Регулярно немцы «Степного» все вместе, единым десантом навещали спецкомендатуру в Семипалатинске, чтобы отметиться у Огневского. Тот за два года вырос до майора, прохвост этот, и немного подобрел — хотя и чуть-чуть совсем: теперь уже не столько орал на поселенцев, сколько ворчал на них недовольно, что ему, дескать, до тошноты обрыдли все эти враги народа, которых надо постоянно учитывать. «А то что бы ты тут делал без нас? — ядовито спрашивал у стен его кабинета Аугуст, стоя молча перед вздорным энкавэдэшником, — что ты еще умеешь делать, кроме как людей унижать?».
Впрочем, раздражение Огневского можно было даже и понять при желании: ну-ка, набивается раз в месяц полный коридор народу, помешанного от горя, лишений и унижений, и все смотрят в пол, чтобы не показать чекисту страдающих глаз своих, полных страха и ненависти.

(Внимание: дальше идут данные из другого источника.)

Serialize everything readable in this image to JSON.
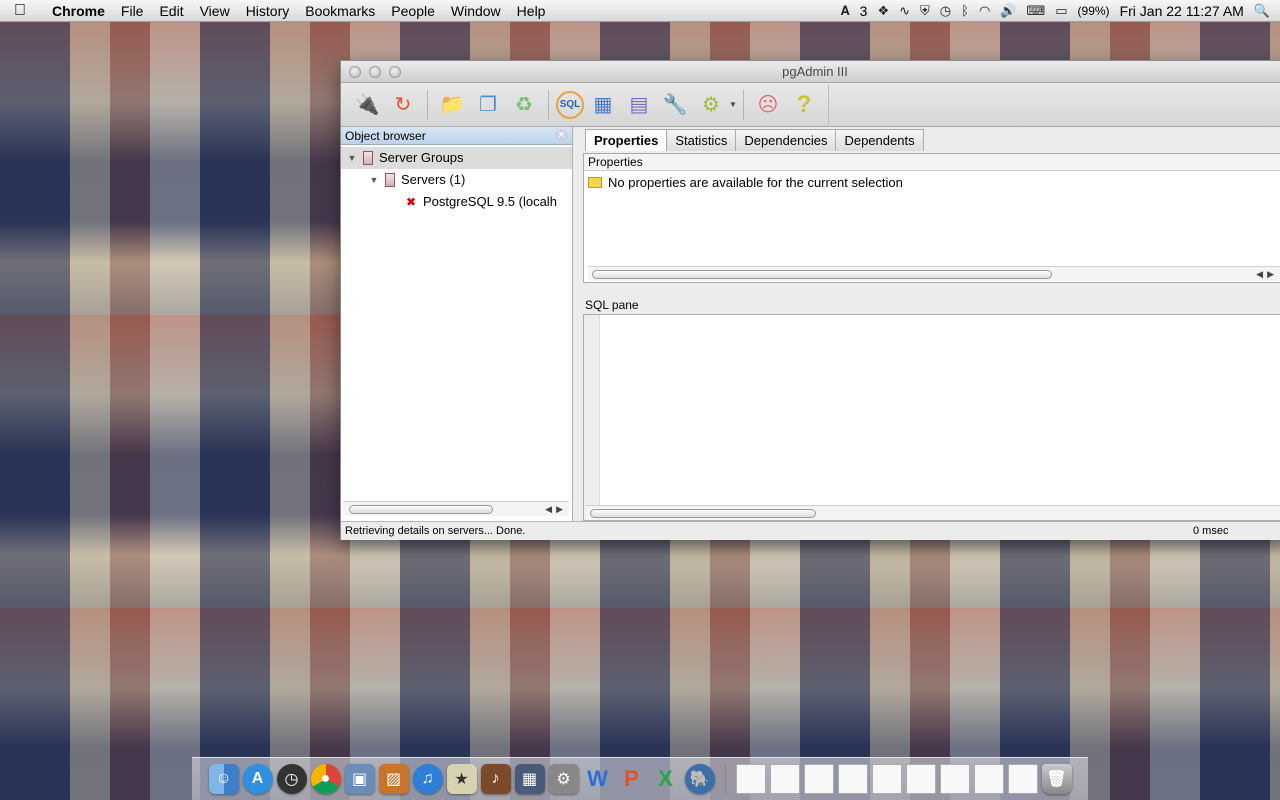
{
  "menubar": {
    "app_name": "Chrome",
    "items": [
      "File",
      "Edit",
      "View",
      "History",
      "Bookmarks",
      "People",
      "Window",
      "Help"
    ],
    "status": {
      "adobe_count": "3",
      "battery": "(99%)",
      "datetime": "Fri Jan 22  11:27 AM"
    }
  },
  "window": {
    "title": "pgAdmin III",
    "toolbar_icons": [
      "connect-icon",
      "refresh-icon",
      "properties-icon",
      "create-object-icon",
      "drop-object-icon",
      "sql-icon",
      "view-data-icon",
      "filtered-data-icon",
      "maintenance-icon",
      "plugins-icon",
      "hint-icon",
      "help-icon"
    ],
    "object_browser": {
      "title": "Object browser",
      "tree": {
        "root": "Server Groups",
        "servers": "Servers (1)",
        "server": "PostgreSQL 9.5 (localh"
      }
    },
    "tabs": [
      "Properties",
      "Statistics",
      "Dependencies",
      "Dependents"
    ],
    "properties": {
      "header": "Properties",
      "message": "No properties are available for the current selection"
    },
    "sql_pane": {
      "title": "SQL pane"
    },
    "statusbar": {
      "message": "Retrieving details on servers... Done.",
      "time": "0 msec"
    }
  },
  "dock": {
    "apps": [
      "finder-icon",
      "app-store-icon",
      "dashboard-icon",
      "chrome-icon",
      "preview-icon",
      "photos-icon",
      "itunes-icon",
      "xcode-icon",
      "garageband-icon",
      "launchpad-icon",
      "system-prefs-icon",
      "word-icon",
      "powerpoint-icon",
      "excel-icon",
      "pgadmin-icon"
    ]
  }
}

Кому же охота смотреть в такие глаза, иметь дело с такими отверженными, отлично при этом понимая, что никакие это не враги, а просто несчастные люди, затянутые в бешеные шестеренки сталинского террора. В которые в любой момент может угодить каждый, включая самого Огневского…
— И тихо мне сидеть! — с этими словами Огневский отпускал отметившихся у него немцев.

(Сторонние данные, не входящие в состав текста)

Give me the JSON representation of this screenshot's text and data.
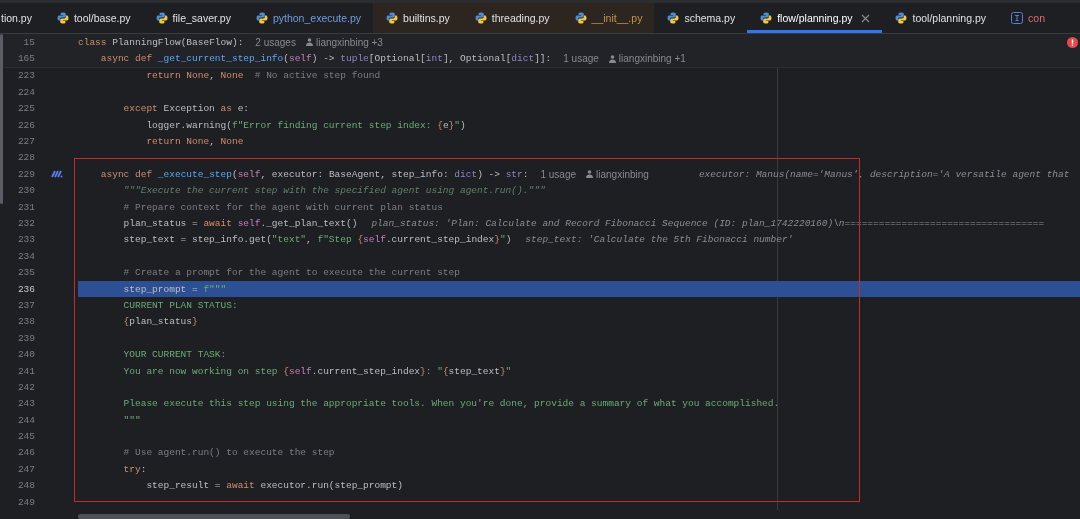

А что им оставалось делать? Конечно — сидели тихо. Хотя такой слушок прошел — это Троцкер сообщил Аугусту — что где-то кто-то из немцев собирает подписи под петицией на имя Сталина с просьбой восстановить Поволжскую немреспублику и разрешить немцам вернуться на малую родину. Однако, ни сам Троцкер эту петицию в глаза не видел, ни до Аугуста она никогда не доходила на подпись. Бытовало такое сомнение среди немцев: если петицию составили на немецком языке, то конечно, ничего из этого не получится: Сталин и читать ее не станет по-немецки. А русским языком просить немецкую республику восстановить — в этом тоже, дескать, некая двусмысленность содержится. И вообще: вся проблема в форме обращения, утверждали знатоки: не по форме Сталин документа не примет. А официальная форма заявления об исправлении преступлений сталинского режима еще не разработана. В этом и состоит чертов круг.
В общем, слух о петиции походил-походил туда-сюда по степи, да и испарился.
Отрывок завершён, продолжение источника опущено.